An Introduction to Pacemaker: Ensuring High Availability and Auto-Failover for Your Cluster

Pacemaker is a powerful cluster resource manager designed to provide high availability (HA) and auto-failover capabilities for services and applications. In this blog post, we will cover some essential aspects of Pacemaker, from its basic functionality to different modes and installation.
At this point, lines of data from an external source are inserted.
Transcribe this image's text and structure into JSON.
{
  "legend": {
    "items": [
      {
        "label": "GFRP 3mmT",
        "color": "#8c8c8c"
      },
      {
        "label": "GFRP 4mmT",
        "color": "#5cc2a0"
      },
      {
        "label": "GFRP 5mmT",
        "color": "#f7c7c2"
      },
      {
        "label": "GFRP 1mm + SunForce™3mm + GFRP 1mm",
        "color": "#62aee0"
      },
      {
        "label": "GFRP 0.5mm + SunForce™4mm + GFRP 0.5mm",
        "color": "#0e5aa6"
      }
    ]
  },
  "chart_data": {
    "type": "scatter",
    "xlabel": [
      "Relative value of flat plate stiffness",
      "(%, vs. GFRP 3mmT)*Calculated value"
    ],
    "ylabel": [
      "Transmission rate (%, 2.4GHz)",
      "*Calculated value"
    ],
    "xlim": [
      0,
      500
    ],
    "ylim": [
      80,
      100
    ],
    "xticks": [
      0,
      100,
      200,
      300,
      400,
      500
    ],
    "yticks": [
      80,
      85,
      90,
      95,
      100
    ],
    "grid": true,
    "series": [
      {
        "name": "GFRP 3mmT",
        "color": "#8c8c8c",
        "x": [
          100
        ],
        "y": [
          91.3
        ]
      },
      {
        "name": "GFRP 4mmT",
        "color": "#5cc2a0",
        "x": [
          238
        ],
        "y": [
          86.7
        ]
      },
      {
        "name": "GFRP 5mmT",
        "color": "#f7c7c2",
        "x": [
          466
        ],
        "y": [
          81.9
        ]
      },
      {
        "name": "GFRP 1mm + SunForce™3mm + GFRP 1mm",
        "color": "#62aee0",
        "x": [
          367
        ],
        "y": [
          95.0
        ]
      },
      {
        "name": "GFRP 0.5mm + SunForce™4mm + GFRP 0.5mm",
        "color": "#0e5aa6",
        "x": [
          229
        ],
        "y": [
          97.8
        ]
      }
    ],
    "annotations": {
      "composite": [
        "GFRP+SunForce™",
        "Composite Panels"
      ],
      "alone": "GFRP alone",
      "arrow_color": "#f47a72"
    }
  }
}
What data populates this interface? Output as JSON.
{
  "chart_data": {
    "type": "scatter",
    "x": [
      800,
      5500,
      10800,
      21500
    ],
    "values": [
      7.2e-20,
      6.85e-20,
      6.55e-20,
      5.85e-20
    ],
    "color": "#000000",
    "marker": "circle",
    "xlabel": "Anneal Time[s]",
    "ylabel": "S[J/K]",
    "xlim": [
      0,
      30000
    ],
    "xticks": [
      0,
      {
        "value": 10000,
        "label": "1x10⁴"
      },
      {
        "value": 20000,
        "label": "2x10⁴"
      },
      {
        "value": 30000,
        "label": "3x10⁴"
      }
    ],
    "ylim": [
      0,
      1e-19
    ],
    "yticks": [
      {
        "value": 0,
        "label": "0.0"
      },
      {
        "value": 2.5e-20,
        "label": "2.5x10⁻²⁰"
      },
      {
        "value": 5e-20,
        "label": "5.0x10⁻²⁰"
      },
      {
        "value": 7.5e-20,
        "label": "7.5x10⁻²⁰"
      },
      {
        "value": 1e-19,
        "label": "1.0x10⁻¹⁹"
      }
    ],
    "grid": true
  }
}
Key Points to Know About Pacemaker:

Role in a Cluster: Pacemaker works like a ‘systemctl’ for clusters, ensuring that services remain available and automatically failing over to another node if a primary node goes down.
Default Behavior: By default, Pacemaker maintains a single running service in the cluster and adds the service to other nodes when the primary node is down.
Operating Modes: Pacemaker offers various modes, including clone mode and master-slave mode, to suit different cluster configurations and requirements.
Auto-Failover: Auto-failover can be set up using a virtual IP (VIP) and configuring constraints for the ‘IPaddr2’ resource to follow the master node.
Fencing: Pacemaker enables fencing by default to isolate and protect resources. However, it can be disabled by running the command pcs property set stonith-enabled=false.
Two-Node Clusters: For two-node clusters, it is necessary to disable quorum with the command pcs property set no-quorum-policy=ignore.
Pacemaker Web GUI: Pacemaker’s Web GUI is a fully functional command line interface that allows you to manage all aspects of the cluster.
Galera and Master-Slave Mode: Galera is a special case of master-slave mode, where it operates as a multi-master configuration. To set up Galera, you need to:

Set master-max = <no_of_node>
Manually boot the cluster to generate grastate.dat

Installing Pacemaker: To install Pacemaker, refer to the installation guide provided by ClusterLabs here.

Pacemaker is a robust and flexible cluster resource manager that provides essential high availability and auto-failover capabilities for various services and applications. Understanding its core features and configuration options can help ensure that your cluster remains operational and resilient to failures.